Wanderings

23 August 2006, Wednesday
I continue to try to figure out how my near future will be organized. Do I want to keep this RV? Does it make sense? Or should I try to sell it this coming January in Quartzite? Now that was a new thought!

It seems the first thing I must do is get a good tutorial on the electrical system here. What is it capable of? How can I meter it? Where is the breaker box? Why is the engine battery drawn so low? I have lots of questions. I will call Christopher when I am in Paonia and see if I can go up to their place when I leave here. Maybe spend a day or two just going through what I want, what it does, what I want it to do.

It is sooooo peaceful here. I woke up at 4am and was suddenly, overwhelmingly bored! I thought, ‘That’s my problem. I’m just bored.’ It is difficult to go to be at 8pm and sleep through the night. But once the sun is down there’s really not a whole lot left to do. I think I’m going to try to download some websites when I’m in town today so that I can read them when I get home. Websites about New Mexico and Arizona mostly. I need a goal, a purpose, an intent for this trip. Aimless wandering just won’t cut it for me. Shall I be visiting all the monasteries in the southwest? Shall I be practicing survival techniques? Shall I be looking for a place to live? Shall I be just shaking some dust off my boots? Shall I be writing, meditating, journaling, photographing? Shall I be visiting intentional communities? No, I’m not interested in intentional communities really, only in some idealistic sense. What about world travel? I won’t get on an airplane again.

If I take the RV without the car to Arizona, my mobility is limited. It will cost $600 for gas. A savings of $420 - maybe - over driving the car. I say maybe because I’d probably tend to drive around more in the car. The $420 I’d save would be spent on a new tent and a cover for the RV - together around $800. Not to mention that I’m going to have to pay for storage for this beast if I’m not living in it. So the question is not one of finances. It’s a bit complicated but it looks as if it’s more expensive not to take it then to take it. The thing is, I like my mobility and I don’t really want to drag my car along behind - at least not right now. I really would prefer a trip by car. How long can I live on what I have left allotted to myself for living? Maybe 4 months. Then I must begin to dip into the $10,000. Well, I don’t quite understand why but I really cannot say no to this trip this winter, frivolous and costly as it might be.

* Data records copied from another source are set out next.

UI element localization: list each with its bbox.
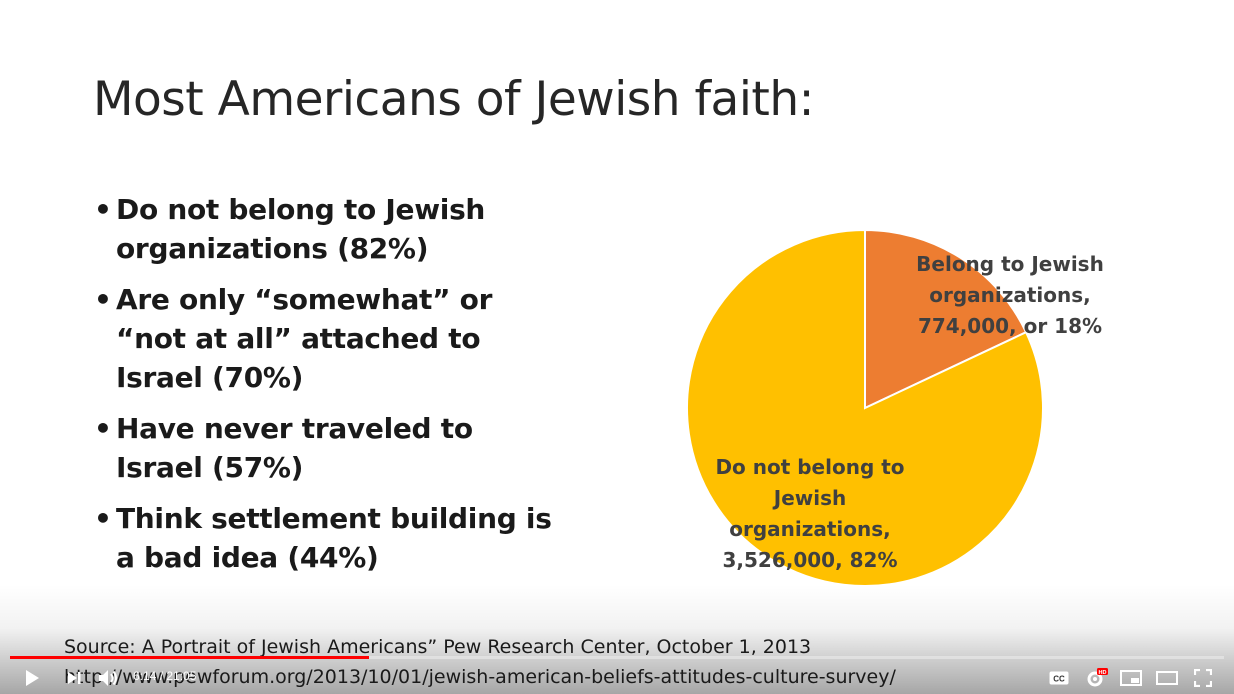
svg-text:CC: CC [1053,675,1065,684]
bullet-text: Have never traveled to Israel (57%) [116,412,473,484]
hd-badge: HD [1099,670,1107,676]
player-gradient [0,584,1234,694]
pie-label-line: Jewish [773,486,847,510]
next-button[interactable] [62,666,86,690]
bullet-icon: • [94,412,112,445]
captions-icon: CC [1049,671,1069,685]
settings-icon: HD [1087,668,1108,687]
bullet-item: • Think settlement building is a bad idea… [92,499,562,577]
pie-label-line: Belong to Jewish [916,252,1104,276]
bullet-text: Do not belong to Jewish organizations (8… [116,193,486,265]
pie-label-line: Do not belong to [715,455,905,479]
volume-icon [99,670,117,686]
pie-label-not-belong: Do not belong to Jewish organizations, 3… [700,452,920,576]
volume-button[interactable] [96,666,122,690]
theater-button[interactable] [1155,666,1179,690]
bullet-icon: • [94,193,112,226]
pie-slice-belong [864,228,1028,410]
fullscreen-button[interactable] [1191,666,1215,690]
source-url: http://www.pewforum.org/2013/10/01/jewis… [64,666,896,688]
bullet-text: Are only “somewhat” or “not at all” atta… [116,283,493,394]
pie-label-line: organizations, [729,517,891,541]
pie-label-line: organizations, [929,283,1091,307]
bullet-item: • Are only “somewhat” or “not at all” att… [92,280,562,397]
source-line: Source: A Portrait of Jewish Americans” … [64,636,812,658]
bullet-icon: • [94,283,112,316]
play-icon [26,670,39,686]
settings-button[interactable]: HD [1085,666,1109,690]
pie-label-line: 3,526,000, 82% [722,548,898,572]
pie-slice-not-belong [686,228,1044,587]
play-button[interactable] [20,666,44,690]
time-display: 6:14 / 21:05 [133,669,197,683]
source-citation: Source: A Portrait of Jewish Americans” … [64,632,896,692]
slide-title: Most Americans of Jewish faith: [93,72,814,127]
bullet-item: • Have never traveled to Israel (57%) [92,409,562,487]
player-controls: 6:14 / 21:05 CC HD [0,662,1234,694]
pie-label-belong: Belong to Jewish organizations, 774,000,… [905,249,1115,342]
pie-label-line: 774,000, or 18% [917,314,1103,338]
bullet-list: • Do not belong to Jewish organizations (… [92,190,562,589]
miniplayer-icon [1120,670,1142,686]
progress-played [10,656,370,659]
bullet-item: • Do not belong to Jewish organizations (… [92,190,562,268]
progress-bar[interactable] [10,656,1224,659]
bullet-icon: • [94,502,112,535]
theater-icon [1156,671,1178,685]
bullet-text: Think settlement building is a bad idea … [116,502,552,574]
fullscreen-icon [1194,669,1212,687]
pie-chart [686,228,1044,587]
next-icon [68,672,81,684]
miniplayer-button[interactable] [1119,666,1143,690]
captions-button[interactable]: CC [1048,666,1070,690]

The big challenge always is finding meaning in the journey. I have often told Michelle, ‘We are the ones who bring meaning to anything. Nothing in and of itself has meaning.’ What I mean to say is that I wish to bless my travels and tell myself that it’s okay to just go and do, without worry. I guess I’m back now in this moment once again thinking that my favorite plan is to travel in car with cat into New Mexico and Arizona, returning by way of the Grand Canyon and Southern Utah in early November. Perhaps Michelle will want me to visit some intentional communities along the way. Will I find enough trails to keep me happy? I have visions of the glowing, rolling mountains of New Mexico, of hiking up mountainsides lit by the yellow September sun.